Years ago I picked up this book at a thrift store, but it is only since my recent trip to Wyoming that I plucked it off the shelf and read the story. I am sorry I did not read it sooner.
The Laura Ingalls Wilder "Little House on the Prairie" series appealed to me as a child, and this story has some of the same flavor. It would make a great family read-aloud. It is a true story told in the letters Elinore Stewart wrote in the early 1900's about homesteading in Wyoming.
One of my favorite anedotes is about a "charming adventure" she and her toddler daughter enjoy resulting from a restlessness that prompts her to saddle up a horse and take her toddler daughter on a "camping-out expedition".

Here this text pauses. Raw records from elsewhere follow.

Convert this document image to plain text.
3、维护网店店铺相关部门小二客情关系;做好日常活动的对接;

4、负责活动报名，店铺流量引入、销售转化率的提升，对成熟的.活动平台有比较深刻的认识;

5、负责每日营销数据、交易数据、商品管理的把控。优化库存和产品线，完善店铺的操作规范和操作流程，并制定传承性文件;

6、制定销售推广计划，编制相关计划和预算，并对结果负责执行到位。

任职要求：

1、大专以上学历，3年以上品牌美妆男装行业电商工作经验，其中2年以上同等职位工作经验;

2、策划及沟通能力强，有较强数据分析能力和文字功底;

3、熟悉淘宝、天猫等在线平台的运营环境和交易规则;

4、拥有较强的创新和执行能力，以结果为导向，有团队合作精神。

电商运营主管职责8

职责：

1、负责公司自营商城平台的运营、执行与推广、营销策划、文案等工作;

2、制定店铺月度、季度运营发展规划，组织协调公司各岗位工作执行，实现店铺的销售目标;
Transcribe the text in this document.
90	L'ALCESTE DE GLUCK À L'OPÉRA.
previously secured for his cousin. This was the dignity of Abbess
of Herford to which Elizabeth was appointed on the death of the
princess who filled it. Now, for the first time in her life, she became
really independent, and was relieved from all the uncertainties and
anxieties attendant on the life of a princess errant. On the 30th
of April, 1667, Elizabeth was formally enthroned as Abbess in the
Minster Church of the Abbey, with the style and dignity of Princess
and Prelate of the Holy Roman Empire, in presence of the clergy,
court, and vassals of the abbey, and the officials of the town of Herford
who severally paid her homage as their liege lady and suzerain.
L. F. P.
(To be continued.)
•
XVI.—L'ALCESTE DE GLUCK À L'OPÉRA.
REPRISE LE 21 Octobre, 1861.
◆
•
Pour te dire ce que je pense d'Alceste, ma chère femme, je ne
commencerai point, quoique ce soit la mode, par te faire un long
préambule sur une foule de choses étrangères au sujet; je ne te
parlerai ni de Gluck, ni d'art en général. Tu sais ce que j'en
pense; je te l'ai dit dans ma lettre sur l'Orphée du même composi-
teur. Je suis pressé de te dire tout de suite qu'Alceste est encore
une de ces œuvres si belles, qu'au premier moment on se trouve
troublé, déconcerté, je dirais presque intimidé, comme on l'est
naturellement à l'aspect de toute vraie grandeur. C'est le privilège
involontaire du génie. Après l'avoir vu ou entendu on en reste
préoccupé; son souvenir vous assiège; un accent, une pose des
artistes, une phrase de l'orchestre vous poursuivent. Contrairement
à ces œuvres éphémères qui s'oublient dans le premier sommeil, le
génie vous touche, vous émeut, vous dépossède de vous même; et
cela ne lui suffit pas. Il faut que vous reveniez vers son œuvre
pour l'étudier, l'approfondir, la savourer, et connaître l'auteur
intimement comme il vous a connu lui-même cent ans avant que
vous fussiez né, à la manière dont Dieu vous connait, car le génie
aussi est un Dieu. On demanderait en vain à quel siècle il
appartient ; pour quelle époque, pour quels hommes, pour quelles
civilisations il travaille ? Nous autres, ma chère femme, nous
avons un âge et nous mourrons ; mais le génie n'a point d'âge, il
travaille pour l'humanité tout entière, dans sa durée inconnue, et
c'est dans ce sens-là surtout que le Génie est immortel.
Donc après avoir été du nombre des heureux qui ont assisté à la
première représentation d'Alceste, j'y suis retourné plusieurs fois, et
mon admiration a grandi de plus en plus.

And then there is the story of Cora Belle "the sweetest little bud that ever bloomed upon the twigs of folly." Elinore's opinion that "[a]ll Westerners are likeable, with the possible exception of Greasy Pete" is proven over and over in her descriptions of characters and frontier life.
She notes that "[s]peaking of things singly, Wyoming has nothing beautiful to offer" but [t]aken altogether, it is grandly beautiful..."
In the end, Elinor writes "I have tried every kind of work this ranch affords, and I can do any of it. Of course I am extra strong, but those who try know that strength and knowledge come with doing."
Amen, sister. Ya gotta love any woman who shows that doing hard things is enlarging, and who is unembarrassed to claim her strength.
Most fascinating. I especially enjoy women these days who on their blogs demonstrate a wondrous mix of strength and vulnerabilty.